For those parts to immediately blow up the way they did makes me suspect that your 300A has a mismatched transformer on it.
The power transformer was made in two versions. One of them supplied about 560 Volts AC to a full-wave bridge rectifier. Took the form of a small rectangular block of black epoxy with four wire leads out the bottom, mounted alongside the two big filter caps.
Your RF deck was built to take the OTHER version of the transformer. It supplies about half that much AC voltage on the high-voltage winding, around 280 Volts AC. Your amplifier clearly has a full-wave voltage doubler circuit to rectify and filter the 800 Volts DC needed to power the tubes. The four individual 1N5408 diodes tell us that.
If you plug the higher-voltage transformer into the lower-voltage type power supply, it always goes "SLAM!" right away.
Haven't seen this happen in quite a while, but there are two possible ways to mismatch the amplifier and the power transformer.
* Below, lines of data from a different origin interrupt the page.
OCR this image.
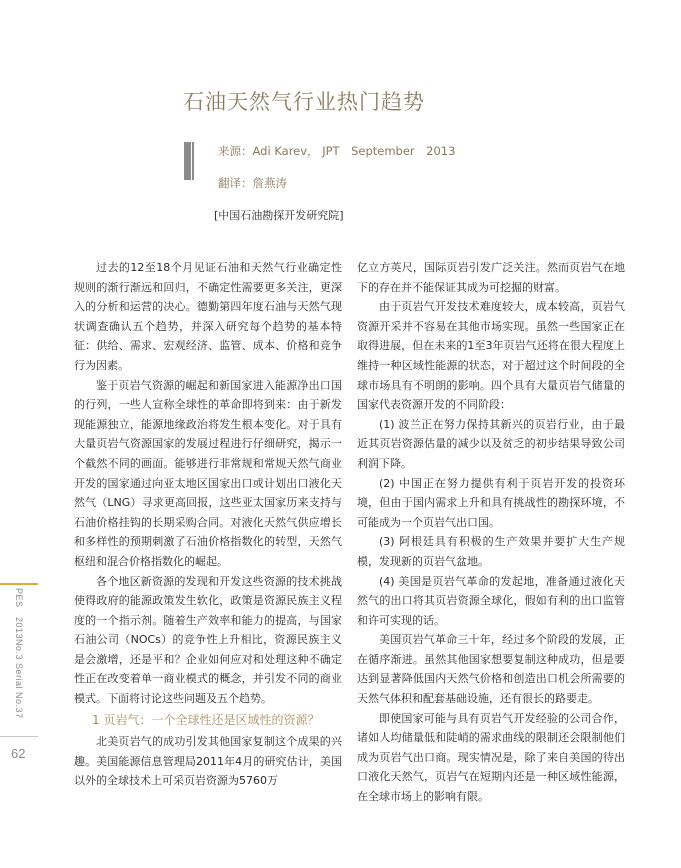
石油天然气行业热门趋势
来源：Adi Karev， JPT　September　2013
翻译：詹燕涛
[中国石油勘探开发研究院]

过去的12至18个月见证石油和天然气行业确定性规则的渐行渐远和回归，不确定性需要更多关注，更深入的分析和运营的决心。德勤第四年度石油与天然气现状调查确认五个趋势，并深入研究每个趋势的基本特征：供给、需求、宏观经济、监管、成本、价格和竞争行为因素。

鉴于页岩气资源的崛起和新国家进入能源净出口国的行列，一些人宣称全球性的革命即将到来：由于新发现能源独立，能源地缘政治将发生根本变化。对于具有大量页岩气资源国家的发展过程进行仔细研究，揭示一个截然不同的画面。能够进行非常规和常规天然气商业开发的国家通过向亚太地区国家出口或计划出口液化天然气（LNG）寻求更高回报，这些亚太国家历来支持与石油价格挂钩的长期采购合同。对液化天然气供应增长和多样性的预期刺激了石油价格指数化的转型，天然气枢纽和混合价格指数化的崛起。

各个地区新资源的发现和开发这些资源的技术挑战使得政府的能源政策发生软化，政策是资源民族主义程度的一个指示剂。随着生产效率和能力的提高，与国家石油公司（NOCs）的竞争性上升相比，资源民族主义是会激增，还是平和？企业如何应对和处理这种不确定性正在改变着单一商业模式的概念，并引发不同的商业模式。下面将讨论这些问题及五个趋势。

1 页岩气：一个全球性还是区域性的资源？

北美页岩气的成功引发其他国家复制这个成果的兴趣。美国能源信息管理局2011年4月的研究估计，美国以外的全球技术上可采页岩资源为5760万

亿立方英尺，国际页岩引发广泛关注。然而页岩气在地下的存在并不能保证其成为可挖掘的财富。

由于页岩气开发技术难度较大，成本较高，页岩气资源开采并不容易在其他市场实现。虽然一些国家正在取得进展，但在未来的1至3年页岩气还将在很大程度上维持一种区域性能源的状态，对于超过这个时间段的全球市场具有不明朗的影响。四个具有大量页岩气储量的国家代表资源开发的不同阶段：

(1) 波兰正在努力保持其新兴的页岩行业，由于最近其页岩资源估量的减少以及贫乏的初步结果导致公司利润下降。

(2) 中国正在努力提供有利于页岩开发的投资环境，但由于国内需求上升和具有挑战性的勘探环境，不可能成为一个页岩气出口国。

(3) 阿根廷具有积极的生产效果并要扩大生产规模，发现新的页岩气盆地。

(4) 美国是页岩气革命的发起地，准备通过液化天然气的出口将其页岩资源全球化，假如有利的出口监管和许可实现的话。

美国页岩气革命三十年，经过多个阶段的发展，正在循序渐进。虽然其他国家想要复制这种成功，但是要达到显著降低国内天然气价格和创造出口机会所需要的天然气体积和配套基础设施，还有很长的路要走。

即使国家可能与具有页岩气开发经验的公司合作，诸如人均储量低和陡峭的需求曲线的限制还会限制他们成为页岩气出口商。现实情况是，除了来自美国的待出口液化天然气，页岩气在短期内还是一种区域性能源，在全球市场上的影响有限。

PES　2013No.3 Serial No.37
62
If your RF deck had been built for the 560-Volt type, and you plug the lower-voltage transformer into it, the tubes will always be running at half the design voltage. You get an amplifier that is perpetually on "Low" side, no matter which way you flip the High/Low switch. No matter how good the tubes are.
And if you mismatch it the other way, the two big filter capacitors now will see nearly twice the voltage they are rated to tolerate. Causes them to break down almost instantly.
This is the only way I can see to burn up the two bleeder resistors, by putting twice the correct volage onto them. Those bleeders almost never overheat with the correct voltage on them.
Shoulda caught on to your remark about burning up the bleeders. Can't see any other way to make them overheat like that, except to use the wrong transformer.
No, the two versions of the transformer have *NO* markings to identify which one you have. And no markings inside that I have ever found.
They appear completely identical in every way, until you measure the voltage from the HV winding.
Safest way to tell is to find a 12-Volt transformer. Hook the transformer up to 120 Volts AC, and Gator-clip the 12-Volt side to the amplifier's power plug so that you are now feeding it 12 Volts into the amplifier's power cord and not 120 Volts. This makes it safer to put your AC voltmeter onto the HV winding's hookup on the power supply board and measure it.
Just measuring 560 Volts AC directly is above the safe limit for many inexpensive multimeters. If you get a reading of 56 Volts or more you have the "High" version.
And if the meter shows under 30 Volts, you have the right one.
And if I'm right that you have the High version transformer and the Low version RF deck, this is the only way to perform that measurement without blowing something up.
Darn! Wish I had caught on to this earlier.